Since the launch of ChatGPT in late 2022, which demonstrated human-like conversational abilities, GenAI investment has surged. Numerous vendors have entered the market for GenAI-powered virtual assistants and chatbots. However, by 2023, many of these technologies had already appeared on the Peak of Inflated Expectations in the Gartner Hype Cycle™ for Generative AI.
Amid the excitement, business leaders must be cautious not to overestimate the short-term impact or underestimate the complexity of implementation. Despite these challenges, Gartner projects robust adoption:
- By 2026, 75 percent of businesses will use GenAI to generate synthetic customer data, up from less than 5 percent in 2023.
- By 2027, over 50 percent of GenAI models in use will be domain-specific, compared to just 1 percent in 2023. These models will typically be smaller in scale than foundation models like GPT-4 and built atop such base architectures.
- By 2027, more than half of development asset selection in technology marketplaces will be driven by GenAI orchestration tools.
- By 2028, one-third of GenAI interactions will involve action models or autonomous agents to complete tasks end-to-end.
- By 2028, 30 percent of GenAI deployments will be optimized using energy-efficient computation methods, spurred by sustainability goals.

The rise of open-source models
Open-source GenAI models are gaining traction, increasingly rivaling closed-source alternatives. As regulatory scrutiny around AI intensifies, organizations may gravitate toward open-source options due to their greater flexibility, customization potential, and enhanced control over security and privacy.
Expert insight
“Foundation GenAI models (including LLMs) are trained on vast amounts of data and used for many different tasks.
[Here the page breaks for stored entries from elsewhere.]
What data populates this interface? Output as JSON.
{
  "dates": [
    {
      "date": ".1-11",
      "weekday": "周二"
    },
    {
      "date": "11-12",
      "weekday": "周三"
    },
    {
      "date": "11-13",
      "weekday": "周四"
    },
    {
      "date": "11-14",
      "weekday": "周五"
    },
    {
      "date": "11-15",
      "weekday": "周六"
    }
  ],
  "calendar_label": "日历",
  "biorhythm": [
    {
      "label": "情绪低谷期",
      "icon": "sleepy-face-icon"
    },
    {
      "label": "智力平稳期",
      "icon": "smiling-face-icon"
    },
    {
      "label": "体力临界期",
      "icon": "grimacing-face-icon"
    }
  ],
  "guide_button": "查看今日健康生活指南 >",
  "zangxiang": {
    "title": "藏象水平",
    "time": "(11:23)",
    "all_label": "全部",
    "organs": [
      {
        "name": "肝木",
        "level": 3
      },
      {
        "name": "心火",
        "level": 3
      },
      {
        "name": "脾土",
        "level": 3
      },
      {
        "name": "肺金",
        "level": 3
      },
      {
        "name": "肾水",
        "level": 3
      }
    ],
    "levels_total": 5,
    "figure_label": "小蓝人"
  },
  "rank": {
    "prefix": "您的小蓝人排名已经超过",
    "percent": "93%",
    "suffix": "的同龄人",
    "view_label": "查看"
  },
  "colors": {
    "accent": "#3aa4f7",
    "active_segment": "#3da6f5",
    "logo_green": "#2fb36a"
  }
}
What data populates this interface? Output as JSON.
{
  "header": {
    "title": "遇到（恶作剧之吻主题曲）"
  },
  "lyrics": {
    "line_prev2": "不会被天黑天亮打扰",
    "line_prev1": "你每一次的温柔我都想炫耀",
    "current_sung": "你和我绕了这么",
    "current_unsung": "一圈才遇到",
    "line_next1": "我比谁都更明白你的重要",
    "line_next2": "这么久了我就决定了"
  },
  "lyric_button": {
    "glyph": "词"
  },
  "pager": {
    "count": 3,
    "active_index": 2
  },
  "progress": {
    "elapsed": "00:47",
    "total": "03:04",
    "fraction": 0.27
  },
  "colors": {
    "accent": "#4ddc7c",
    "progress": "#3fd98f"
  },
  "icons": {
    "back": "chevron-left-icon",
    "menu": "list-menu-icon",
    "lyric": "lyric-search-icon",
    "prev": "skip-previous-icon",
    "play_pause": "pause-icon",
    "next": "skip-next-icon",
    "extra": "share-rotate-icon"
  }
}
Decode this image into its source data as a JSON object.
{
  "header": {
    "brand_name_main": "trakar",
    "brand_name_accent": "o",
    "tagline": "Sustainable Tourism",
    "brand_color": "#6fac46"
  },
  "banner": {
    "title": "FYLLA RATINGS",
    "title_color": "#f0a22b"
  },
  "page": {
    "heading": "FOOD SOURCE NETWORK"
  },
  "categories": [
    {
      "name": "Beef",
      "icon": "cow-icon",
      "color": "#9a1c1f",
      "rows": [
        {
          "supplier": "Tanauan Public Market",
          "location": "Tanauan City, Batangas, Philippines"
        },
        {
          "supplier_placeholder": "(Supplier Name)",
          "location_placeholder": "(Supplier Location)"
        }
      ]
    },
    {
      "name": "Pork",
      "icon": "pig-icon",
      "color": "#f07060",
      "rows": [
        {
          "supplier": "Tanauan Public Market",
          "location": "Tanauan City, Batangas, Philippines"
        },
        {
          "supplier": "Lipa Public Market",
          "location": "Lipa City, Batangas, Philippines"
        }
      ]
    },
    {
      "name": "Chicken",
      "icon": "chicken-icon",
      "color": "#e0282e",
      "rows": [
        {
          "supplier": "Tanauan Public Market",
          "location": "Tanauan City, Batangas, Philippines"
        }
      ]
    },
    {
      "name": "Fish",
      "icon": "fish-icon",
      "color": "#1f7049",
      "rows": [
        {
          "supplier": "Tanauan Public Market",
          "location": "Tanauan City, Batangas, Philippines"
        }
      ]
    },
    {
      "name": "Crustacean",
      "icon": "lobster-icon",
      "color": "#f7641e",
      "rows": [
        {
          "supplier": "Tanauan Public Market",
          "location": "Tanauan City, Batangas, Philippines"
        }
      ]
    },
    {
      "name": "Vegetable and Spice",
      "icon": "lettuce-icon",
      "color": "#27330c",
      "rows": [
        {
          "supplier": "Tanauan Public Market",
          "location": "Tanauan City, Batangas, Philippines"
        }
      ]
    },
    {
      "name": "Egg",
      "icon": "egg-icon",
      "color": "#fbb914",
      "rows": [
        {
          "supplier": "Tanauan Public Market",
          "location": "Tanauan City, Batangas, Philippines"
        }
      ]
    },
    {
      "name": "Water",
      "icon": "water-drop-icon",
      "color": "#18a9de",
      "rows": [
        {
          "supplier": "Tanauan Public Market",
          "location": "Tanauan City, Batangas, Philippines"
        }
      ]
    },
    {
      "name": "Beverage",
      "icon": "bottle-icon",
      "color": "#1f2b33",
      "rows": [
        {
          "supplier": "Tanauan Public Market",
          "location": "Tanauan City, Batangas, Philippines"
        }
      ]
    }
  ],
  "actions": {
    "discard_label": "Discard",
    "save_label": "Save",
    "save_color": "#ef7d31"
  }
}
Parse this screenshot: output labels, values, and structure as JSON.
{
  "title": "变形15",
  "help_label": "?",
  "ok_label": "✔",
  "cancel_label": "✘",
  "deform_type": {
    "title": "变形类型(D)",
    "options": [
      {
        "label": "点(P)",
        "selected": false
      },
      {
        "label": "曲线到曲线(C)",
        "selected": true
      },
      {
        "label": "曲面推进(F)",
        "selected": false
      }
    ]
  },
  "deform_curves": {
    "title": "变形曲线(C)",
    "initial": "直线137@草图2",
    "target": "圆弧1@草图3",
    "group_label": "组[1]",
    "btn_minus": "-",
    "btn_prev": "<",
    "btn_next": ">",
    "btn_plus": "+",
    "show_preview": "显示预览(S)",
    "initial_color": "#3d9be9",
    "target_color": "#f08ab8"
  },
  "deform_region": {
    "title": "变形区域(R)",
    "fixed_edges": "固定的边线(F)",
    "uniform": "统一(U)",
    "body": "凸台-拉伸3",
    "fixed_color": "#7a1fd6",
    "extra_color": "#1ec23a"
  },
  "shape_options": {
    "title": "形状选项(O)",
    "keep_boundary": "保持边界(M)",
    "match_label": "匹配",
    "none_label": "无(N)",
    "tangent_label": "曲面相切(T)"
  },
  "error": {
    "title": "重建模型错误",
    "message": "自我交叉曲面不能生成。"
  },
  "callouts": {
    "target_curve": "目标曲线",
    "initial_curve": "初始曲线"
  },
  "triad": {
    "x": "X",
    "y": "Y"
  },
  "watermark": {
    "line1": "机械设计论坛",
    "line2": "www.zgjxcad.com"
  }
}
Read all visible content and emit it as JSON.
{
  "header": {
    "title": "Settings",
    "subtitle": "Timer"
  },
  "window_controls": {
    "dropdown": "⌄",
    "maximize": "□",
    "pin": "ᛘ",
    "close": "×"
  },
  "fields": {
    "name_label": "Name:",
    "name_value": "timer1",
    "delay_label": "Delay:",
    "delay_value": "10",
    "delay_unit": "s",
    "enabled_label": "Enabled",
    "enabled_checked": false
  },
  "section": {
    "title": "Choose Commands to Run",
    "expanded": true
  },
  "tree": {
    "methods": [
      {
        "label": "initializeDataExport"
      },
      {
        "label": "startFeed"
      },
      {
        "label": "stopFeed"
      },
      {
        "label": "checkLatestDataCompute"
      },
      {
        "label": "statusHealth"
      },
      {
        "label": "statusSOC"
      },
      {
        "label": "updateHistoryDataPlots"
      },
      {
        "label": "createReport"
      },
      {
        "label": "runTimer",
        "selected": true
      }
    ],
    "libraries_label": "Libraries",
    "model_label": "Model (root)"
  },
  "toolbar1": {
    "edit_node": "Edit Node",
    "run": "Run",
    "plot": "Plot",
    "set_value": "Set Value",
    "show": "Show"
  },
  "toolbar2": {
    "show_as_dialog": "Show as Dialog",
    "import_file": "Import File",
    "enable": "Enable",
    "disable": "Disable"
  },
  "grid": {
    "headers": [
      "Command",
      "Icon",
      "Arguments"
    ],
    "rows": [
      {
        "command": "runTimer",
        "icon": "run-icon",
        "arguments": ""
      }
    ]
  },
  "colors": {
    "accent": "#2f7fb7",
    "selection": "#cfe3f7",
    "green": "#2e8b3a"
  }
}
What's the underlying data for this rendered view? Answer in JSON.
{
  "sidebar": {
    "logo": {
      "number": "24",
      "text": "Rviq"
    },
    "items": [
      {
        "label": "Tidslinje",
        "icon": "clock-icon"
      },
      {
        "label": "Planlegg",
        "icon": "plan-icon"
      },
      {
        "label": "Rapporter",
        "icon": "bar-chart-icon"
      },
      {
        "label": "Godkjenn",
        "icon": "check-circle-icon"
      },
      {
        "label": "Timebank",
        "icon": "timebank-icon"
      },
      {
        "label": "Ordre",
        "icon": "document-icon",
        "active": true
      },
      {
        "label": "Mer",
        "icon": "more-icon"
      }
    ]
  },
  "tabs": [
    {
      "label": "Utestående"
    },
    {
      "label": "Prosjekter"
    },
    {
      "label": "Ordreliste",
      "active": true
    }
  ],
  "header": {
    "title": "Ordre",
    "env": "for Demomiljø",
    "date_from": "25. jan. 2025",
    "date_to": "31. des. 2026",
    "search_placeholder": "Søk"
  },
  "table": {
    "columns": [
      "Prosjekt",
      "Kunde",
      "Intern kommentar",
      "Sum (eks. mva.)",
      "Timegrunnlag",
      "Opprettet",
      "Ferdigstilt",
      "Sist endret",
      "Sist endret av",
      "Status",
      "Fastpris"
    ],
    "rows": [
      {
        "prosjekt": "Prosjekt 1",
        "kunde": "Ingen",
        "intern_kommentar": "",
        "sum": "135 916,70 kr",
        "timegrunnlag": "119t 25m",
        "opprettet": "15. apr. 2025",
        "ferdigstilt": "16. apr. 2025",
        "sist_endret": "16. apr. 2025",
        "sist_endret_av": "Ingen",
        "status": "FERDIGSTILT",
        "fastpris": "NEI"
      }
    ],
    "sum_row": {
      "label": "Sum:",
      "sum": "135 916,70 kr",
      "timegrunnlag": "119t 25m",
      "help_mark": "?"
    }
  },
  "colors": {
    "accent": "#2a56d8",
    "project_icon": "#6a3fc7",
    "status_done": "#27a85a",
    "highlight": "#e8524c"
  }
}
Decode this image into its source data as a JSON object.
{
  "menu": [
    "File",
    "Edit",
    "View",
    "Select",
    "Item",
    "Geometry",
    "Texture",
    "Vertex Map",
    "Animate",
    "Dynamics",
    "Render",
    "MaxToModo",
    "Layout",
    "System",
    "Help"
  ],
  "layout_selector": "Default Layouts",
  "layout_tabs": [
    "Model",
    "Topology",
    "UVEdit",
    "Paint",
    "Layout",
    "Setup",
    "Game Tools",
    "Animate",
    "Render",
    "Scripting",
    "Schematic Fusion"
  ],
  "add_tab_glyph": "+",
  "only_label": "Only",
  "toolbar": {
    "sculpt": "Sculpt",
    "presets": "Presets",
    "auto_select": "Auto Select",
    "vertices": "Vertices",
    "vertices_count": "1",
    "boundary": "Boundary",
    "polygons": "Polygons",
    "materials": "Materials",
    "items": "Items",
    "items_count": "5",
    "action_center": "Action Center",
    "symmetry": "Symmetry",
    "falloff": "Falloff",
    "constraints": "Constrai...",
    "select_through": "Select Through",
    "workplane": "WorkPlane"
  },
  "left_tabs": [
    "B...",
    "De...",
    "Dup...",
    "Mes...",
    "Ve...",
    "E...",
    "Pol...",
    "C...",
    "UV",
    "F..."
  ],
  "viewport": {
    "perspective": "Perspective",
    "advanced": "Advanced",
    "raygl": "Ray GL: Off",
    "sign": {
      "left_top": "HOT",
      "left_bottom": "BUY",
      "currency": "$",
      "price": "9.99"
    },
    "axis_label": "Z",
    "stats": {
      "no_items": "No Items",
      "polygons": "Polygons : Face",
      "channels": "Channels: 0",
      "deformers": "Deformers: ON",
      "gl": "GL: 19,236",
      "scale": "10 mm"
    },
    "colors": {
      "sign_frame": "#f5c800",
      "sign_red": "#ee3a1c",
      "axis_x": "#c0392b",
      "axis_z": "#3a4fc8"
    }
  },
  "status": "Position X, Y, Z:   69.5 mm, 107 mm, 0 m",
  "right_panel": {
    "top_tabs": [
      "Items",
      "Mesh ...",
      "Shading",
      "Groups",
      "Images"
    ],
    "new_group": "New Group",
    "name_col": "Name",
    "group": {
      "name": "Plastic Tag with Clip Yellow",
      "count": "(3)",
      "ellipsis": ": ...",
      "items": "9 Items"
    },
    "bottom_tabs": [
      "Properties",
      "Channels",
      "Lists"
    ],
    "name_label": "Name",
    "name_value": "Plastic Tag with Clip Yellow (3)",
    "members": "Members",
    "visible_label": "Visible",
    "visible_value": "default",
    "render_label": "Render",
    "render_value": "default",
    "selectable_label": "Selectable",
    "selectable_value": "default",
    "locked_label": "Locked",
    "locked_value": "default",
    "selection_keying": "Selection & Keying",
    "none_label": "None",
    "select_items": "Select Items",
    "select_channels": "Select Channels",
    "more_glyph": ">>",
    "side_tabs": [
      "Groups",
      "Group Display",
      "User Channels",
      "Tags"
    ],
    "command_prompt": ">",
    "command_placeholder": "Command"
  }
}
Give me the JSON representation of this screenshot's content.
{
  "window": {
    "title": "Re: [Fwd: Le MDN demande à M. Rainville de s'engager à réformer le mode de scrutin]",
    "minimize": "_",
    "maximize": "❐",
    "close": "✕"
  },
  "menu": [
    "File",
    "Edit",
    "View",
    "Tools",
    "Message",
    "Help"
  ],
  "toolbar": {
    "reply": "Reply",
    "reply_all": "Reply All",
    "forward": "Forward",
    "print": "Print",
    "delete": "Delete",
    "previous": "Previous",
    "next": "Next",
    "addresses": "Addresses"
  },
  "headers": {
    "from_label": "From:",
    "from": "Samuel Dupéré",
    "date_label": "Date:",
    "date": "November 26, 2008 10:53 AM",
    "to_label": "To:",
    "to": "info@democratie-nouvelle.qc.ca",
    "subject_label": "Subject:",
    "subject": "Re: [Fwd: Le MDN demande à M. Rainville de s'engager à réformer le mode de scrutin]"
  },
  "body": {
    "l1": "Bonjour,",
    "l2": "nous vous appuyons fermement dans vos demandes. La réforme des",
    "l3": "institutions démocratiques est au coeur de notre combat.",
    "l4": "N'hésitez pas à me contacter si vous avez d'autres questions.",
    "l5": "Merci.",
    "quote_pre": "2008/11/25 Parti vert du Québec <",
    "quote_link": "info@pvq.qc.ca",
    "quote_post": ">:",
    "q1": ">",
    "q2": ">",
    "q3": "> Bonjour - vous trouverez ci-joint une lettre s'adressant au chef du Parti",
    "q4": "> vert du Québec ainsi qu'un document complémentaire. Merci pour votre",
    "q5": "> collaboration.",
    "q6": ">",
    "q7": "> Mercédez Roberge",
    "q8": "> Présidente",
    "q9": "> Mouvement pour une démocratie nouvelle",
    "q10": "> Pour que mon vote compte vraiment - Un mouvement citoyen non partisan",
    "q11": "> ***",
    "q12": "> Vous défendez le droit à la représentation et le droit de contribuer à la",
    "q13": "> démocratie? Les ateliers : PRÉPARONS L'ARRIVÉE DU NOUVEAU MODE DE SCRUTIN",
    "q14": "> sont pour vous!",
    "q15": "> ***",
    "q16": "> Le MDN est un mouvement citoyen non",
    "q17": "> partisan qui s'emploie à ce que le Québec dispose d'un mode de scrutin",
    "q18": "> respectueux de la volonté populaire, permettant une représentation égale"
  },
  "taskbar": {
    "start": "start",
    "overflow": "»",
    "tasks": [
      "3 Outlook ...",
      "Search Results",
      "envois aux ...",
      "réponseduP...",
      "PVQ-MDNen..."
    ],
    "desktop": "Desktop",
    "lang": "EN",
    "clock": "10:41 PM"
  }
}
They are the first models supporting GenAI and will continue to represent the largest area of spending by organizations in the coming years,” said Arunasree Cheparthi, senior principal research analyst at Gartner.
“However, organizations are also turning to more domain-specific or vertical GenAI models because they offer improved performance, cost, reliability and relevance in targeted enterprise use cases over foundation models.”
Looking ahead: Artificial general intelligence
One of the most transformative — and controversial — prospects on the GenAI horizon is artificial general intelligence (AGI). While still hypothetical, AGI represents a potential future phase where AI systems could exhibit human-level cognitive abilities across a wide range of tasks.